When, during medical school, Steven R. Edgley (BS ’97) studied strokes—which result from a blockage or hemorrhage of a blood vessel leading to the brain—he thought to himself, “This could be the worst thing to happen to an individual.”
Then, as a 28-year-old ophthalmology intern in Chicago, he learned firsthand how devastating a stroke could be.
“I was leaving for work and started to feel weak, so I lay down on my bed,” he says. “My wife, Emi, asked me how I felt, but I could not respond. I had lost my ability to speak, and the right side of my body was affected.” His wife called 911 and told the operator she thought her husband was having a stroke.
Edgley was rushed to a hospital and administered a clot-dissolving enzyme. He attributes most everything he is able to do physically today to receiving prompt treatment.
As he lay in intensive care, unable to speak and physically impaired, he contemplated his future and asked himself what capabilities remained. “I realized my ability to reason and think was my greatest asset, more so than any physical capability,” he says. “I decided to make the most of my life. I had nothing to lose and everything to gain.
“I had to find purpose in the struggles in my life and keep hope alive—I found strength in a higher source than myself,” Edgley says. His initial goals were to regain his ability to speak and to walk without a cane, then to walk at a normal pace. He later set his sights on running, riding a bike, and completing marathons and triathlons.
In the process of recovery, Edgley changed his career direction from ophthalmology to stroke rehabilitation.
“I saw a great need for better quality of care, services, research, and management of stroke victims,” Edgley says.
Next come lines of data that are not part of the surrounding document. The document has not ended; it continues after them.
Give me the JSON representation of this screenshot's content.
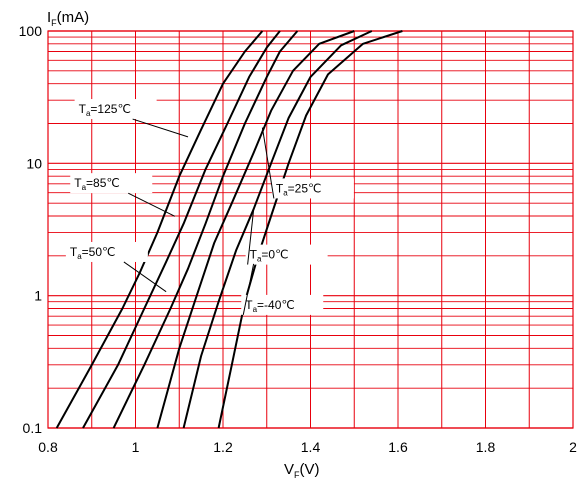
{
  "chart_data": {
    "type": "line",
    "xlabel": {
      "main": "V",
      "sub": "F",
      "unit": "(V)"
    },
    "ylabel": {
      "main": "I",
      "sub": "F",
      "unit": "(mA)"
    },
    "xlim": [
      0.8,
      2.0
    ],
    "ylim": [
      0.1,
      100
    ],
    "yscale": "log",
    "grid": true,
    "grid_color": "#e8000d",
    "line_color": "#000000",
    "xticks": [
      "0.8",
      "1",
      "1.2",
      "1.4",
      "1.6",
      "1.8",
      "2"
    ],
    "yticks": [
      "0.1",
      "1",
      "10",
      "100"
    ],
    "series": [
      {
        "main": "T",
        "sub": "a",
        "cond": "=125℃",
        "x": [
          0.82,
          0.9,
          0.97,
          1.01,
          1.05,
          1.1,
          1.15,
          1.2,
          1.25,
          1.29
        ],
        "y": [
          0.1,
          0.3,
          0.8,
          1.5,
          3,
          8,
          18,
          40,
          70,
          100
        ]
      },
      {
        "main": "T",
        "sub": "a",
        "cond": "=85℃",
        "x": [
          0.88,
          0.96,
          1.02,
          1.07,
          1.11,
          1.16,
          1.21,
          1.26,
          1.3,
          1.33
        ],
        "y": [
          0.1,
          0.3,
          0.8,
          1.8,
          3.5,
          9,
          20,
          45,
          75,
          100
        ]
      },
      {
        "main": "T",
        "sub": "a",
        "cond": "=50℃",
        "x": [
          0.95,
          1.02,
          1.08,
          1.12,
          1.16,
          1.2,
          1.25,
          1.3,
          1.33,
          1.37
        ],
        "y": [
          0.1,
          0.3,
          0.8,
          1.6,
          3.5,
          8,
          20,
          45,
          70,
          100
        ]
      },
      {
        "main": "T",
        "sub": "a",
        "cond": "=25℃",
        "x": [
          1.05,
          1.1,
          1.14,
          1.18,
          1.22,
          1.27,
          1.31,
          1.36,
          1.42,
          1.5
        ],
        "y": [
          0.1,
          0.4,
          1.0,
          2.5,
          5,
          12,
          25,
          50,
          80,
          100
        ]
      },
      {
        "main": "T",
        "sub": "a",
        "cond": "=0℃",
        "x": [
          1.11,
          1.15,
          1.19,
          1.23,
          1.27,
          1.31,
          1.35,
          1.4,
          1.47,
          1.54
        ],
        "y": [
          0.1,
          0.35,
          0.9,
          2.2,
          4.5,
          10,
          22,
          45,
          78,
          100
        ]
      },
      {
        "main": "T",
        "sub": "a",
        "cond": "=-40℃",
        "x": [
          1.19,
          1.22,
          1.25,
          1.28,
          1.31,
          1.35,
          1.39,
          1.44,
          1.52,
          1.61
        ],
        "y": [
          0.1,
          0.3,
          0.9,
          2.0,
          4.0,
          10,
          23,
          47,
          80,
          100
        ]
      }
    ],
    "annotations": [
      {
        "series": 0,
        "label_x": 0.87,
        "label_log_y": 1.38,
        "point_x": 1.12,
        "point_log_y": 1.2,
        "anchor": "start"
      },
      {
        "series": 1,
        "label_x": 0.86,
        "label_log_y": 0.82,
        "point_x": 1.09,
        "point_log_y": 0.6,
        "anchor": "start"
      },
      {
        "series": 2,
        "label_x": 0.85,
        "label_log_y": 0.3,
        "point_x": 1.07,
        "point_log_y": 0.03,
        "anchor": "start"
      },
      {
        "series": 3,
        "label_x": 1.49,
        "label_log_y": 0.78,
        "point_x": 1.29,
        "point_log_y": 1.27,
        "anchor": "end"
      },
      {
        "series": 4,
        "label_x": 1.43,
        "label_log_y": 0.28,
        "point_x": 1.27,
        "point_log_y": 0.65,
        "anchor": "end"
      },
      {
        "series": 5,
        "label_x": 1.42,
        "label_log_y": -0.1,
        "point_x": 1.27,
        "point_log_y": 0.24,
        "anchor": "end"
      }
    ]
  }
}
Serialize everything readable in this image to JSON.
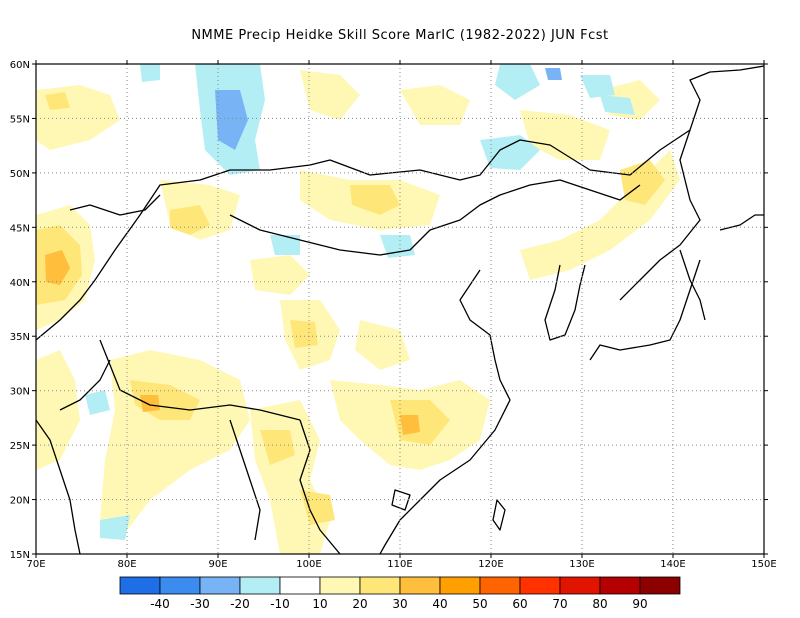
{
  "title": "NMME Precip Heidke Skill Score MarIC (1982-2022) JUN Fcst",
  "lat_labels": [
    "60N",
    "55N",
    "50N",
    "45N",
    "40N",
    "35N",
    "30N",
    "25N",
    "20N",
    "15N"
  ],
  "lon_labels": [
    "70E",
    "80E",
    "90E",
    "100E",
    "110E",
    "120E",
    "130E",
    "140E",
    "150E"
  ],
  "colorbar": {
    "colors": [
      "#1e6ee6",
      "#3c8cf0",
      "#78b4f5",
      "#b4eef5",
      "#ffffff",
      "#fff8b4",
      "#ffe678",
      "#ffbe3c",
      "#ffa000",
      "#ff6400",
      "#ff3200",
      "#e11400",
      "#b40000",
      "#8c0000"
    ],
    "labels": [
      "-40",
      "-30",
      "-20",
      "-10",
      "10",
      "20",
      "30",
      "40",
      "50",
      "60",
      "70",
      "80",
      "90"
    ]
  },
  "map": {
    "lon_range": [
      70,
      150
    ],
    "lat_range": [
      15,
      60
    ],
    "grid": true
  }
}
He received his MD from Loyola University Chicago and completed his residency at the University of Utah, where, at age 33, he became the medical director of
the stroke-rehabilitation program. “It is important for everyone to understand what strokes are and to implement preventive measures such as controlling high blood pressure, maintaining a healthy diet, and exercising.”
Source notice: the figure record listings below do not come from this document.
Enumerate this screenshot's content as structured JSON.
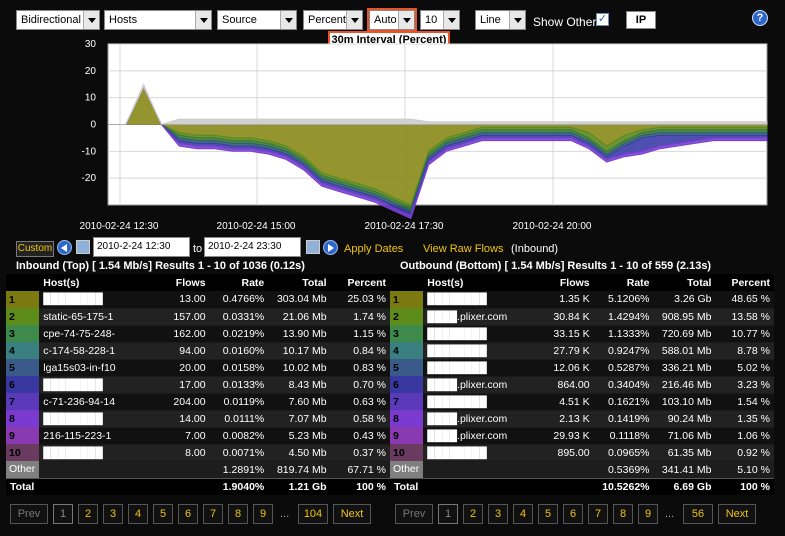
{
  "toolbar": {
    "direction": "Bidirectional",
    "report": "Hosts",
    "mode": "Source",
    "unit": "Percent",
    "interval": "Auto",
    "count": "10",
    "chart_type": "Line",
    "show_other_label": "Show Other",
    "show_other_checked": "✓",
    "ip_button": "IP",
    "help": "?",
    "interval_tooltip": "30m Interval (Percent)"
  },
  "chart_data": {
    "type": "area",
    "y_ticks": [
      "30",
      "20",
      "10",
      "0",
      "-10",
      "-20"
    ],
    "ylim": [
      -30,
      30
    ],
    "x_ticks": [
      "2010-02-24 12:30",
      "2010-02-24 15:00",
      "2010-02-24 17:30",
      "2010-02-24 20:00"
    ],
    "grid": true,
    "series": [
      {
        "color": "#8a8a1a",
        "values": [
          0,
          0,
          14,
          0,
          -3,
          -4,
          -4,
          -5,
          -5,
          -6,
          -8,
          -12,
          -18,
          -20,
          -22,
          -24,
          -27,
          -30,
          -10,
          -5,
          -3,
          -1,
          -1,
          -1,
          -1,
          -1,
          -1,
          -3,
          -8,
          -4,
          -2,
          -1,
          -1,
          -1,
          -1,
          -1,
          -1,
          -1
        ]
      },
      {
        "color": "#5b8a1f",
        "values": [
          0,
          0,
          0,
          0,
          -1,
          -1,
          -1,
          -1,
          -1,
          -1,
          -1,
          -1,
          -1,
          -1,
          -1,
          -1,
          -1,
          -1,
          -1,
          -1,
          -1,
          -1,
          -1,
          -1,
          -1,
          -1,
          -1,
          -2,
          -2,
          -2,
          -1,
          -1,
          -1,
          -1,
          -1,
          -1,
          -1,
          -1
        ]
      },
      {
        "color": "#3a7a35",
        "values": [
          0,
          0,
          0,
          0,
          -1,
          -1,
          -1,
          -1,
          -1,
          -1,
          -1,
          -1,
          -1,
          -1,
          -1,
          -1,
          -1,
          -1,
          -1,
          -1,
          -1,
          -1,
          -1,
          -1,
          -1,
          -1,
          -1,
          -1,
          -1,
          -1,
          -1,
          -1,
          -1,
          -1,
          -1,
          -1,
          -1,
          -1
        ]
      },
      {
        "color": "#2f5f6f",
        "values": [
          0,
          0,
          0,
          0,
          -1,
          -1,
          -1,
          -1,
          -1,
          -1,
          -1,
          -1,
          -1,
          -1,
          -1,
          -1,
          -1,
          -1,
          -1,
          -1,
          -1,
          -1,
          -1,
          -1,
          -1,
          -1,
          -1,
          -1,
          -1,
          -1,
          -1,
          -1,
          -1,
          -1,
          -1,
          -1,
          -1,
          -1
        ]
      },
      {
        "color": "#3c3caa",
        "values": [
          0,
          0,
          0,
          0,
          -1,
          -1,
          -1,
          -1,
          -1,
          -1,
          -1,
          -1,
          -1,
          -1,
          -1,
          -1,
          -1,
          -1,
          -1,
          -1,
          -1,
          -1,
          -1,
          -1,
          -1,
          -1,
          -1,
          -1,
          -1,
          -3,
          -5,
          -4,
          -3,
          -2,
          -1,
          -1,
          -1,
          -1
        ]
      },
      {
        "color": "#7a3fd0",
        "values": [
          0,
          0,
          0,
          0,
          -1,
          -1,
          -1,
          -1,
          -1,
          -1,
          -1,
          -1,
          -1,
          -1,
          -1,
          -1,
          -1,
          -1,
          -1,
          -1,
          -1,
          -1,
          -1,
          -1,
          -1,
          -1,
          -1,
          -1,
          -1,
          -1,
          -1,
          -1,
          -1,
          -1,
          -1,
          -1,
          -1,
          -1
        ]
      },
      {
        "color": "#cccccc",
        "values": [
          0,
          0,
          1,
          0,
          2,
          2,
          2,
          2,
          2,
          2,
          2,
          2,
          2,
          2,
          2,
          2,
          2,
          2,
          1,
          1,
          1,
          1,
          1,
          1,
          1,
          1,
          1,
          1,
          1,
          1,
          1,
          1,
          1,
          1,
          1,
          1,
          1,
          1
        ]
      }
    ]
  },
  "date_controls": {
    "custom": "Custom",
    "from": "2010-2-24 12:30",
    "to_label": "to",
    "to": "2010-2-24 23:30",
    "apply": "Apply Dates",
    "raw_flows": "View Raw Flows",
    "raw_flows_suffix": "(Inbound)"
  },
  "inbound": {
    "title": "Inbound (Top) [ 1.54 Mb/s] Results 1 - 10 of 1036 (0.12s)",
    "headers": [
      "",
      "Host(s)",
      "Flows",
      "Rate",
      "Total",
      "Percent"
    ],
    "rows": [
      {
        "rank": "1",
        "color": "#7a7a10",
        "host": "████████",
        "flows": "13.00",
        "rate": "0.4766%",
        "total": "303.04 Mb",
        "percent": "25.03 %"
      },
      {
        "rank": "2",
        "color": "#5e8c1a",
        "host": "static-65-175-1",
        "flows": "157.00",
        "rate": "0.0331%",
        "total": "21.06 Mb",
        "percent": "1.74 %"
      },
      {
        "rank": "3",
        "color": "#3e8a4a",
        "host": "cpe-74-75-248-",
        "flows": "162.00",
        "rate": "0.0219%",
        "total": "13.90 Mb",
        "percent": "1.15 %"
      },
      {
        "rank": "4",
        "color": "#3a8080",
        "host": "c-174-58-228-1",
        "flows": "94.00",
        "rate": "0.0160%",
        "total": "10.17 Mb",
        "percent": "0.84 %"
      },
      {
        "rank": "5",
        "color": "#3a5a8a",
        "host": "lga15s03-in-f10",
        "flows": "20.00",
        "rate": "0.0158%",
        "total": "10.02 Mb",
        "percent": "0.83 %"
      },
      {
        "rank": "6",
        "color": "#3838a0",
        "host": "████████",
        "flows": "17.00",
        "rate": "0.0133%",
        "total": "8.43 Mb",
        "percent": "0.70 %"
      },
      {
        "rank": "7",
        "color": "#5a3ab8",
        "host": "c-71-236-94-14",
        "flows": "204.00",
        "rate": "0.0119%",
        "total": "7.60 Mb",
        "percent": "0.63 %"
      },
      {
        "rank": "8",
        "color": "#7a3ad0",
        "host": "████████",
        "flows": "14.00",
        "rate": "0.0111%",
        "total": "7.07 Mb",
        "percent": "0.58 %"
      },
      {
        "rank": "9",
        "color": "#8a3ab0",
        "host": "216-115-223-1",
        "flows": "7.00",
        "rate": "0.0082%",
        "total": "5.23 Mb",
        "percent": "0.43 %"
      },
      {
        "rank": "10",
        "color": "#6a3a60",
        "host": "████████",
        "flows": "8.00",
        "rate": "0.0071%",
        "total": "4.50 Mb",
        "percent": "0.37 %"
      }
    ],
    "other": {
      "label": "Other",
      "rate": "1.2891%",
      "total": "819.74 Mb",
      "percent": "67.71 %"
    },
    "total": {
      "label": "Total",
      "rate": "1.9040%",
      "total": "1.21 Gb",
      "percent": "100 %"
    }
  },
  "outbound": {
    "title": "Outbound (Bottom) [ 1.54 Mb/s] Results 1 - 10 of 559 (2.13s)",
    "headers": [
      "",
      "Host(s)",
      "Flows",
      "Rate",
      "Total",
      "Percent"
    ],
    "rows": [
      {
        "rank": "1",
        "color": "#7a7a10",
        "host": "████████",
        "flows": "1.35 K",
        "rate": "5.1206%",
        "total": "3.26 Gb",
        "percent": "48.65 %"
      },
      {
        "rank": "2",
        "color": "#5e8c1a",
        "host": "████.plixer.com",
        "flows": "30.84 K",
        "rate": "1.4294%",
        "total": "908.95 Mb",
        "percent": "13.58 %"
      },
      {
        "rank": "3",
        "color": "#3e8a4a",
        "host": "████████",
        "flows": "33.15 K",
        "rate": "1.1333%",
        "total": "720.69 Mb",
        "percent": "10.77 %"
      },
      {
        "rank": "4",
        "color": "#3a8080",
        "host": "████████",
        "flows": "27.79 K",
        "rate": "0.9247%",
        "total": "588.01 Mb",
        "percent": "8.78 %"
      },
      {
        "rank": "5",
        "color": "#3a5a8a",
        "host": "████████",
        "flows": "12.06 K",
        "rate": "0.5287%",
        "total": "336.21 Mb",
        "percent": "5.02 %"
      },
      {
        "rank": "6",
        "color": "#3838a0",
        "host": "████.plixer.com",
        "flows": "864.00",
        "rate": "0.3404%",
        "total": "216.46 Mb",
        "percent": "3.23 %"
      },
      {
        "rank": "7",
        "color": "#5a3ab8",
        "host": "████████",
        "flows": "4.51 K",
        "rate": "0.1621%",
        "total": "103.10 Mb",
        "percent": "1.54 %"
      },
      {
        "rank": "8",
        "color": "#7a3ad0",
        "host": "████.plixer.com",
        "flows": "2.13 K",
        "rate": "0.1419%",
        "total": "90.24 Mb",
        "percent": "1.35 %"
      },
      {
        "rank": "9",
        "color": "#8a3ab0",
        "host": "████.plixer.com",
        "flows": "29.93 K",
        "rate": "0.1118%",
        "total": "71.06 Mb",
        "percent": "1.06 %"
      },
      {
        "rank": "10",
        "color": "#6a3a60",
        "host": "████████",
        "flows": "895.00",
        "rate": "0.0965%",
        "total": "61.35 Mb",
        "percent": "0.92 %"
      }
    ],
    "other": {
      "label": "Other",
      "rate": "0.5369%",
      "total": "341.41 Mb",
      "percent": "5.10 %"
    },
    "total": {
      "label": "Total",
      "rate": "10.5262%",
      "total": "6.69 Gb",
      "percent": "100 %"
    }
  },
  "pager_in": {
    "prev": "Prev",
    "pages": [
      "1",
      "2",
      "3",
      "4",
      "5",
      "6",
      "7",
      "8",
      "9"
    ],
    "dots": "...",
    "last": "104",
    "next": "Next"
  },
  "pager_out": {
    "prev": "Prev",
    "pages": [
      "1",
      "2",
      "3",
      "4",
      "5",
      "6",
      "7",
      "8",
      "9"
    ],
    "dots": "...",
    "last": "56",
    "next": "Next"
  }
}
Strokes are the third leading cause of death in the United States, eclipsed only by heart disease and cancer. About 700,000 people experience a stroke in the United States each year, and nearly 5 million are stroke survivors. It is the leading cause of disability.
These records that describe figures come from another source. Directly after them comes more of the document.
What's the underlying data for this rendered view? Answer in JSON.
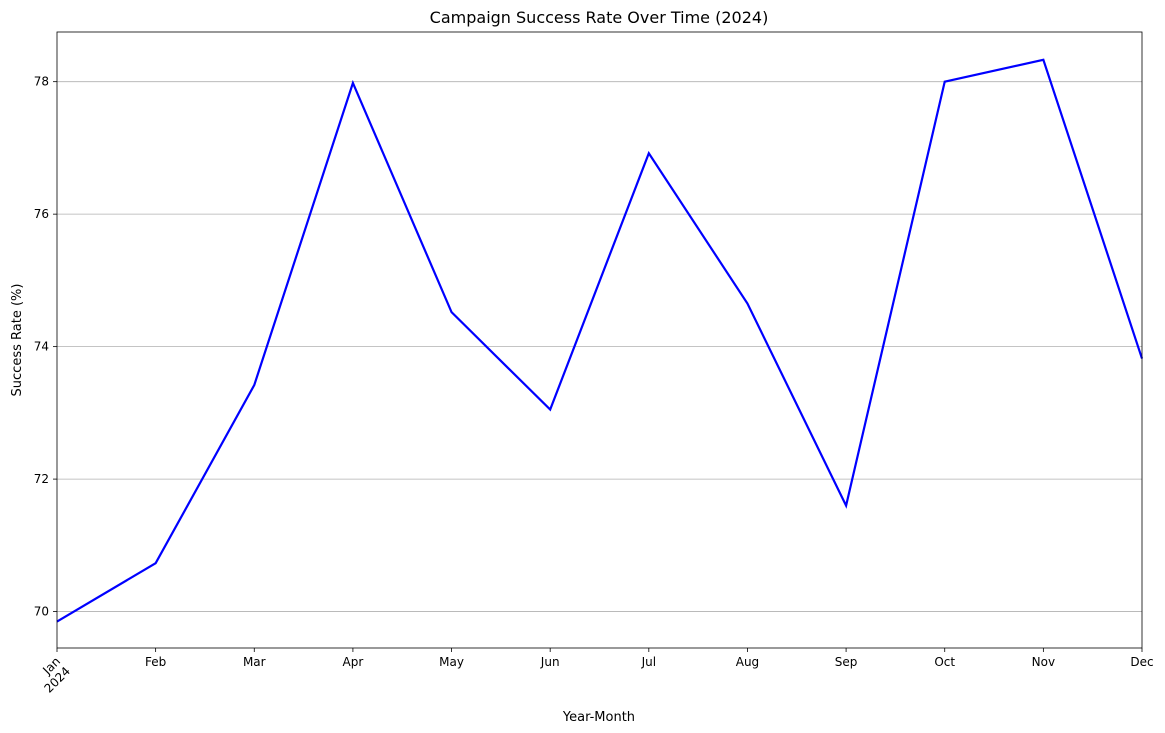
{
  "chart_data": {
    "type": "line",
    "title": "Campaign Success Rate Over Time (2024)",
    "xlabel": "Year-Month",
    "ylabel": "Success Rate (%)",
    "categories": [
      "Jan",
      "Feb",
      "Mar",
      "Apr",
      "May",
      "Jun",
      "Jul",
      "Aug",
      "Sep",
      "Oct",
      "Nov",
      "Dec"
    ],
    "year_label": "2024",
    "series": [
      {
        "values": [
          69.85,
          70.73,
          73.42,
          77.98,
          74.52,
          73.05,
          76.92,
          74.65,
          71.6,
          78.0,
          78.33,
          73.82
        ],
        "color": "#0000ff"
      }
    ],
    "yticks": [
      70,
      72,
      74,
      76,
      78
    ],
    "ylim": [
      69.45,
      78.75
    ],
    "grid": "y-axis only",
    "legend": "none"
  }
}
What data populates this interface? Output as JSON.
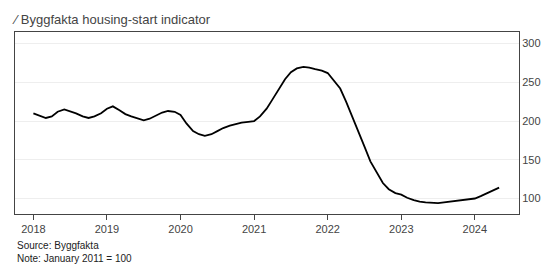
{
  "chart_data": {
    "type": "line",
    "title": "∕ Byggfakta housing-start indicator",
    "annotations": [
      "Source: Byggfakta",
      "Note: January 2011 = 100"
    ],
    "color": "#000000",
    "xlim": [
      2017.75,
      2024.6
    ],
    "xticks": [
      2018,
      2019,
      2020,
      2021,
      2022,
      2023,
      2024
    ],
    "ylim": [
      80,
      315
    ],
    "yticks": [
      100,
      150,
      200,
      250,
      300
    ],
    "grid": "y",
    "x": [
      2018.0,
      2018.08,
      2018.17,
      2018.25,
      2018.33,
      2018.42,
      2018.5,
      2018.58,
      2018.67,
      2018.75,
      2018.83,
      2018.92,
      2019.0,
      2019.08,
      2019.17,
      2019.25,
      2019.33,
      2019.42,
      2019.5,
      2019.58,
      2019.67,
      2019.75,
      2019.83,
      2019.92,
      2020.0,
      2020.08,
      2020.17,
      2020.25,
      2020.33,
      2020.42,
      2020.5,
      2020.58,
      2020.67,
      2020.75,
      2020.83,
      2020.92,
      2021.0,
      2021.08,
      2021.17,
      2021.25,
      2021.33,
      2021.42,
      2021.5,
      2021.58,
      2021.67,
      2021.75,
      2021.83,
      2021.92,
      2022.0,
      2022.08,
      2022.17,
      2022.25,
      2022.33,
      2022.42,
      2022.5,
      2022.58,
      2022.67,
      2022.75,
      2022.83,
      2022.92,
      2023.0,
      2023.08,
      2023.17,
      2023.25,
      2023.33,
      2023.42,
      2023.5,
      2023.58,
      2023.67,
      2023.75,
      2023.83,
      2023.92,
      2024.0,
      2024.08,
      2024.17,
      2024.25,
      2024.33
    ],
    "values": [
      210,
      207,
      204,
      206,
      212,
      215,
      213,
      210,
      206,
      204,
      206,
      210,
      216,
      219,
      214,
      209,
      206,
      203,
      201,
      203,
      207,
      211,
      213,
      212,
      208,
      197,
      187,
      183,
      181,
      183,
      187,
      191,
      194,
      196,
      198,
      199,
      200,
      206,
      216,
      228,
      241,
      254,
      263,
      268,
      270,
      269,
      267,
      265,
      262,
      253,
      242,
      225,
      207,
      187,
      167,
      148,
      133,
      120,
      112,
      107,
      105,
      101,
      98,
      96,
      95,
      94,
      94,
      95,
      96,
      97,
      98,
      99,
      100,
      103,
      107,
      110,
      114
    ]
  }
}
“The stroke affects almost everything I do—typing, talking, even walking,” Edgley explains. He still has halting speech and weakness in his right arm, especially his right hand. He has learned to be left-handed. “With time and a lot of effort, you learn, adjust, and grow to the point where what was once a challenge is now second nature.”
As a doctor Edgley has helped many patients. As a person he has learned empathy. “I have gone through what my patients are experiencing,” he says. “They see me and gain courage. They start thinking about things they would like to do again.”
Along with other rehabilitation techniques that he uses to help patients, Edgley is currently involved in a new technology in which cortical stimulation augments the patient’s own movements for accelerated recovery. “In the future we hope to control electrodes implanted in the muscle with actual activity in the brain,” he says.
Suffering a stroke at 28 may have temporarily slowed Edgley down, but it hasn’t kept him from making a difference. “Watching people go from the ICU to returning home and having a meaningful life—this is success,” he says.